Tomorrow’s lithium batteries – including those that will power electric cars – may hold more energy, longer, thanks to researchers at the University of California at Riverside.
Lithium batteries, now the standard power source for most consumer electronics, typically contain 10 to 30 times more graphite – used for the battery’s negative electrode – than lithium. Engineers have long sought to replace graphite in batteries with silicon, which is lightweight, abundant, environmentally benign, and able to store more electric charge per unit of weight than any other known material. But when silicon combines with lithium, it can triple in volume, degrading a battery’s performance and even blowing its seams.

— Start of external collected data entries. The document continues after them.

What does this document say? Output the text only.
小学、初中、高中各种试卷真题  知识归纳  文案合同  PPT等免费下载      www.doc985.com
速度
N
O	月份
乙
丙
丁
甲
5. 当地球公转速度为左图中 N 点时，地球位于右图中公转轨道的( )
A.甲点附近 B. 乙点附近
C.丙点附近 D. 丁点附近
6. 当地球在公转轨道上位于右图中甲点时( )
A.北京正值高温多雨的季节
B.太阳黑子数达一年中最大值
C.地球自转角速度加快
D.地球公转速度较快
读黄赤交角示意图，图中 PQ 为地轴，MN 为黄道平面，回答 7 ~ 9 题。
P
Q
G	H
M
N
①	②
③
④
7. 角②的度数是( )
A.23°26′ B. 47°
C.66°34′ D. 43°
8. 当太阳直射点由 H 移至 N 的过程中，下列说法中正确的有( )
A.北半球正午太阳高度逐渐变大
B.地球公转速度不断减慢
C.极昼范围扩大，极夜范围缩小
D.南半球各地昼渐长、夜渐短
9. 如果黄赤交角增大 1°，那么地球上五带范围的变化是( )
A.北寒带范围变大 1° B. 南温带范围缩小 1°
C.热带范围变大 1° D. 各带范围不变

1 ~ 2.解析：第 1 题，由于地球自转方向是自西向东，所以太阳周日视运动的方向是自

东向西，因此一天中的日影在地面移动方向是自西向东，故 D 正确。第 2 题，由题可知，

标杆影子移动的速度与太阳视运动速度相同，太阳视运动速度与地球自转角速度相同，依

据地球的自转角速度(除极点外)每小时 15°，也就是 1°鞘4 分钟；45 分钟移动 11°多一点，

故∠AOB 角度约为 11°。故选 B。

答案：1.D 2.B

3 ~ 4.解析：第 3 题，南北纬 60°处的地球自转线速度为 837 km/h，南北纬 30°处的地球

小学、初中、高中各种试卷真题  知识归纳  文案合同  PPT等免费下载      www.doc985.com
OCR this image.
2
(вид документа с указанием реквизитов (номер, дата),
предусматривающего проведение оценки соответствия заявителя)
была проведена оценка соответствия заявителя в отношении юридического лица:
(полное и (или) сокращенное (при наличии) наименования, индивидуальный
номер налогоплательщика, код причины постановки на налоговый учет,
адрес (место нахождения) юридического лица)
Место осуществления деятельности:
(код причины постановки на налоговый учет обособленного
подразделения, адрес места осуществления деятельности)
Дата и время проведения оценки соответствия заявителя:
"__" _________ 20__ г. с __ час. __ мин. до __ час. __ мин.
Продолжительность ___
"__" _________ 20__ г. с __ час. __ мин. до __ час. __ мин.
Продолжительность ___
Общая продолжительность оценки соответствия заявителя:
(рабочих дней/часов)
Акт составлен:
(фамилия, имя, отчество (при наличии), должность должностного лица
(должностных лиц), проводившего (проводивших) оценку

Now, a team of developers at the UC Riverside’s Bourns College of Engineering may have learned how to make it work. They found a way to make silicon nanofibers, 100 times thinner than a human hair, to replace the graphite, creating a sort of silicon sponge or webwork that exposes more of the electrode to the lithium electrolyte and doesn’t balloon. The resulting battery could hold more energy and endure many more charging cycles than a cell containing graphite.
The development could “significantly boost the range capabilities of electric vehicles,” says Zach Favors, a member of the research group.
The next challenge: finding a way to scale the process from making a few grams of the fibers in a lab to making commercial quantities quickly in a factory.